Ricardo Boneo

Personal information
- Full name: Ricardo Manuel Boneo
- Born: 17 December 1930 Lincoln, Buenos Aires Province, Argentina
- Died: 6 June 2008 (aged 77)
- Height: 1.72 m (5.6 ft)

Sport

Sailing career
- Class(es): Coxed four Finn Soling

= Ricardo Boneo =

Argentine rower and sailor

Ricardo Manuel Boneo (17 December 1930 - 6 June 2008) was an Argentine rower and sailor. He represented Argentina at the 1948 Summer Olympics, the 1960 Summer Olympics and the 1972 Summer Olympics.

== Biography ==

He was born on 17 December 1930, in Lincoln, Buenos Aires Province. Boneo represented his country for the first time as a rower at the 1948 Summer Olympics in London. Boneo was the coxswain in the men's coxed four with teammates Carlos Semino, Carlos Crosta, Adolfo Yedro and Ítalo Sartori. The team made it to round one of the repêchage. Then Boneo made the move to sailing and represented his country again at the 1960 Summer Olympics in Naples. Boneo took 19th place in the Finn.
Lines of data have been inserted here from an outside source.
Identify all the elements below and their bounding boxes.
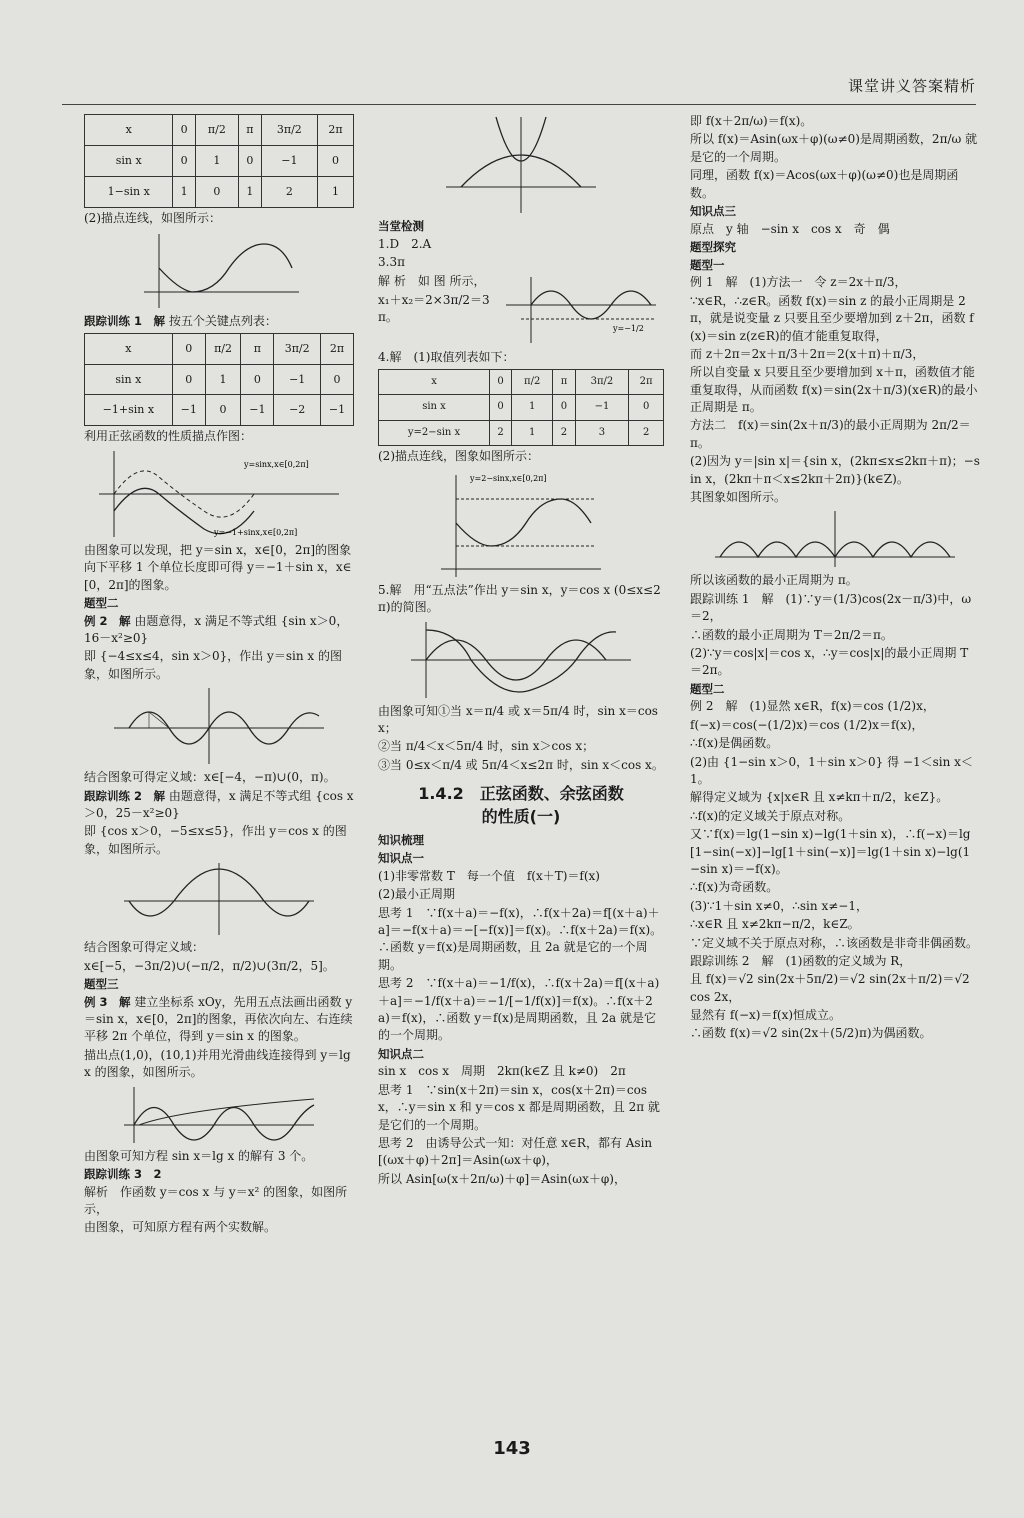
paragraph: (2)∵y＝cos|x|＝cos x，∴y＝cos|x|的最小正周期 T＝2π。 — [690, 646, 969, 678]
paragraph: 原点 y 轴 −sin x cos x 奇 偶 — [690, 221, 890, 236]
paragraph: 结合图象可得定义域：x∈[−4，−π)∪(0，π)。 — [84, 770, 336, 785]
paragraph: 同理，函数 f(x)＝Acos(ωx＋φ)(ω≠0)也是周期函数。 — [690, 168, 959, 200]
paragraph: 而 z＋2π＝2x＋π/3＋2π＝2(x＋π)＋π/3， — [690, 346, 925, 361]
answer-3-block — [378, 272, 664, 348]
heading: 跟踪训练 2 解 — [84, 788, 166, 803]
paragraph: (1)非零常数 T 每一个值 f(x＋T)＝f(x) — [378, 868, 600, 883]
paragraph: 方法二 f(x)＝sin(2x＋π/3)的最小正周期为 2π/2＝π。 — [690, 418, 971, 450]
graph-2-sin-shift — [94, 449, 344, 539]
paragraph: 思考 2 由诱导公式一知：对任意 x∈R，都有 Asin[(ωx＋φ)＋2π]＝Asin(ωx＋φ)， — [378, 1135, 653, 1168]
paragraph: f(−x)＝cos(−(1/2)x)＝cos (1/2)x＝f(x)， — [690, 717, 924, 732]
paragraph: 思考 2 ∵f(x＋a)＝−1/f(x)，∴f(x＋2a)＝f[(x＋a)＋a]＝−1/f(x＋a)＝−1/[−1/f(x)]＝f(x)。∴f(x＋2a)＝f(x)，∴函数 y＝f(x)是周期函数，且 2a 就是它的一个周期。 — [378, 976, 660, 1043]
heading: 题型探究 — [690, 240, 736, 255]
paragraph: (2)描点连线，如图所示： — [84, 210, 221, 225]
heading: 题型二 — [690, 681, 725, 696]
paragraph: 所以 Asin[ω(x＋2π/ω)＋φ]＝Asin(ωx＋φ)， — [378, 1171, 626, 1186]
heading: 当堂检测 — [378, 219, 424, 233]
paragraph: 描出点(1,0)，(10,1)并用光滑曲线连接得到 y＝lg x 的图象，如图所示。 — [84, 1047, 351, 1080]
paragraph: 按五个关键点列表： — [168, 314, 277, 329]
paragraph: ∴函数 f(x)＝√2 sin(2x＋(5/2)π)为偶函数。 — [690, 1026, 932, 1041]
paragraph: ∴f(x)为奇函数。 — [690, 880, 779, 895]
table-row: sin x 0 1 0 −1 0 — [379, 395, 664, 421]
paragraph: 解 析 如 图 所示， — [378, 274, 486, 289]
heading: 知识点三 — [690, 203, 736, 218]
heading: 题型三 — [84, 976, 119, 991]
paragraph: ∴f(x)是偶函数。 — [690, 736, 779, 751]
paragraph: ∴x∈R 且 x≠2kπ−π/2，k∈Z。 — [690, 917, 860, 932]
table-row: sin x 0 1 0 −1 0 — [85, 364, 354, 395]
paragraph: (2)因为 y＝|sin x|＝{sin x，(2kπ≤x≤2kπ＋π)；−sin x，(2kπ＋π＜x≤2kπ＋2π)}(k∈Z)。 — [690, 454, 980, 486]
table-row: y=2−sin x 2 1 2 3 2 — [379, 420, 664, 446]
table-row: x 0 π/2 π 3π/2 2π — [85, 115, 354, 146]
paragraph: 思考 1 ∵f(x＋a)＝−f(x)，∴f(x＋2a)＝f[(x＋a)＋a]＝−f(x＋a)＝−[−f(x)]＝f(x)。∴f(x＋2a)＝f(x)。∴函数 y＝f(x)是周期函数，且 2a 就是它的一个周期。 — [378, 905, 663, 972]
heading: 题型一 — [690, 257, 725, 272]
table-3 — [378, 369, 664, 447]
paragraph: x∈[−5，−3π/2)∪(−π/2，π/2)∪(3π/2，5]。 — [84, 958, 335, 973]
heading: 题型二 — [84, 595, 119, 610]
paragraph: 跟踪训练 1 解 (1)∵y＝(1/3)cos(2x－π/3)中，ω＝2， — [690, 591, 972, 624]
paragraph: 1.D 2.A — [378, 236, 432, 251]
graph-9-sin-cos — [406, 620, 636, 700]
heading: 例 2 解 — [84, 613, 131, 628]
graph-10-abs-sin — [710, 509, 960, 569]
table-2 — [84, 333, 354, 427]
paragraph: 由图象，可知原方程有两个实数解。 — [84, 1220, 277, 1235]
paragraph: 跟踪训练 2 解 (1)函数的定义域为 R， — [690, 953, 912, 968]
column-3 — [690, 112, 980, 1044]
paragraph: 其图象如图所示。 — [690, 490, 787, 505]
graph-6-cos-parabola — [441, 115, 601, 215]
paragraph: 显然有 f(−x)＝f(x)恒成立。 — [690, 1008, 842, 1023]
table-row: −1+sin x −1 0 −1 −2 −1 — [85, 395, 354, 426]
column-2 — [378, 112, 664, 1189]
graph-5-sin-lg — [119, 1085, 319, 1145]
paragraph: 5.解 用“五点法”作出 y＝sin x，y＝cos x (0≤x≤2π)的简图。 — [378, 582, 661, 615]
paragraph: 所以自变量 x 只要且至少要增加到 x＋π，函数值才能重复取得，从而函数 f(x)＝sin(2x＋π/3)(x∈R)的最小正周期是 π。 — [690, 365, 978, 415]
paragraph: ∴函数的最小正周期为 T＝2π/2＝π。 — [690, 627, 893, 642]
table-1 — [84, 114, 354, 208]
header-rule — [62, 104, 976, 105]
graph-4-cos-domain — [119, 861, 319, 936]
paragraph: 例 2 解 (1)显然 x∈R，f(x)＝cos (1/2)x， — [690, 699, 935, 714]
paragraph: (3)∵1＋sin x≠0，∴sin x≠−1， — [690, 898, 868, 913]
paragraph: 解析 作函数 y＝cos x 与 y＝x² 的图象，如图所示， — [84, 1184, 348, 1217]
paragraph: x₁＋x₂＝2×3π/2＝3π。 — [378, 292, 490, 325]
paragraph: (2)最小正周期 — [378, 887, 455, 902]
paragraph: sin x cos x 周期 2kπ(k∈Z 且 k≠0) 2π — [378, 1064, 626, 1079]
heading: 知识点二 — [378, 1046, 424, 1061]
paragraph: 即 {−4≤x≤4，sin x＞0}，作出 y＝sin x 的图象，如图所示。 — [84, 649, 342, 681]
paragraph: 又∵f(x)＝lg(1−sin x)−lg(1＋sin x)，∴f(−x)＝lg[1−sin(−x)]−lg[1＋sin(−x)]＝lg(1＋sin x)−lg(1−sin x)＝−f(x)。 — [690, 827, 971, 876]
paragraph: ∴f(x)的定义域关于原点对称。 — [690, 808, 851, 823]
graph-label: y=2−sinx,x∈[0,2π] — [470, 473, 547, 483]
paragraph: 结合图象可得定义域： — [84, 940, 205, 955]
heading: 知识点一 — [378, 851, 424, 866]
paragraph: 由图象可知方程 sin x＝lg x 的解有 3 个。 — [84, 1148, 314, 1163]
paragraph: 利用正弦函数的性质描点作图： — [84, 429, 253, 444]
paragraph: ∵定义域不关于原点对称，∴该函数是非奇非偶函数。 — [690, 935, 979, 950]
paragraph: ③当 0≤x＜π/4 或 5π/4＜x≤2π 时，sin x＜cos x。 — [378, 757, 664, 772]
heading: 知识梳理 — [378, 833, 424, 848]
heading: 例 3 解 — [84, 994, 131, 1009]
paragraph: (2)描点连线，图象如图所示： — [378, 449, 539, 464]
graph-label: y=sinx,x∈[0,2π] — [244, 459, 309, 469]
table-row: sin x 0 1 0 −1 0 — [85, 145, 354, 176]
paragraph: 即 {cos x＞0，−5≤x≤5}，作出 y＝cos x 的图象，如图所示。 — [84, 824, 347, 856]
paragraph: 且 f(x)＝√2 sin(2x＋5π/2)＝√2 sin(2x＋π/2)＝√2 cos 2x， — [690, 972, 970, 1004]
graph-label: y=−1+sinx,x∈[0,2π] — [214, 527, 298, 537]
table-row: 1−sin x 1 0 1 2 1 — [85, 176, 354, 207]
table-row: x 0 π/2 π 3π/2 2π — [85, 333, 354, 364]
paragraph: 3.3π — [378, 255, 405, 270]
graph-7-sin-line — [501, 275, 661, 345]
paragraph: 解得定义域为 {x|x∈R 且 x≠kπ＋π/2，k∈Z}。 — [690, 790, 949, 805]
table-row: x 0 π/2 π 3π/2 2π — [379, 369, 664, 395]
paragraph: 由题意得，x 满足不等式组 {sin x＞0，16－x²≥0} — [84, 613, 349, 646]
graph-1-minus-sin — [134, 230, 304, 310]
paragraph: 所以该函数的最小正周期为 π。 — [690, 573, 858, 588]
heading: 跟踪训练 3 2 — [84, 1166, 162, 1181]
heading: 跟踪训练 1 解 — [84, 314, 166, 329]
section-title: 1.4.2 正弦函数、余弦函数 的性质(一) — [418, 784, 624, 827]
graph-3-sin-domain — [109, 686, 329, 766]
paragraph: 建立坐标系 xOy，先用五点法画出函数 y＝sin x，x∈[0，2π]的图象，再依次向左、右连续平移 2π 个单位，得到 y＝sin x 的图象。 — [84, 994, 353, 1044]
paragraph: 思考 1 ∵sin(x＋2π)＝sin x，cos(x＋2π)＝cos x，∴y＝sin x 和 y＝cos x 都是周期函数，且 2π 就是它们的一个周期。 — [378, 1082, 660, 1132]
paragraph: ②当 π/4＜x＜5π/4 时，sin x＞cos x； — [378, 739, 595, 754]
paragraph: 即 f(x＋2π/ω)＝f(x)。 — [690, 114, 813, 128]
graph-8-two-minus-sin — [436, 469, 606, 579]
paragraph: 4.解 (1)取值列表如下： — [378, 350, 515, 365]
paragraph: 由图象可知①当 x＝π/4 或 x＝5π/4 时，sin x＝cos x； — [378, 703, 658, 735]
paragraph: 由图象可以发现，把 y＝sin x，x∈[0，2π]的图象向下平移 1 个单位长度即可得 y＝−1＋sin x，x∈[0，2π]的图象。 — [84, 542, 352, 592]
paragraph: 所以 f(x)＝Asin(ωx＋φ)(ω≠0)是周期函数，2π/ω 就是它的一个周期。 — [690, 132, 978, 164]
paragraph: (2)由 {1−sin x＞0，1＋sin x＞0} 得 −1＜sin x＜1。 — [690, 754, 973, 787]
paragraph: ∵x∈R，∴z∈R。函数 f(x)＝sin z 的最小正周期是 2π，就是说变量 z 只要且至少要增加到 z＋2π，函数 f(x)＝sin z(z∈R)的值才能重复取得， — [690, 293, 974, 343]
paragraph: 例 1 解 (1)方法一 令 z＝2x＋π/3， — [690, 275, 907, 290]
graph-label: y=−1/2 — [613, 324, 644, 334]
page-header: 课堂讲义答案精析 — [847, 77, 976, 95]
paragraph: 由题意得，x 满足不等式组 {cos x＞0，25－x²≥0} — [84, 788, 354, 820]
column-1 — [84, 112, 354, 1238]
page-number: 143 — [493, 1438, 531, 1459]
Four years later at the 1964 Summer Olympics in Enoshima, Japan. Boneo took 26th place in the Finn. Boneo his last Olympic appearance was at the 1972 Summer Olympics in Kiel, Gernamny. Boneo took 22nd place in the Soling with Héctor Campos and Pedro Ferrero as fellow crew members. He died on 6 June 2008 at the age of 77.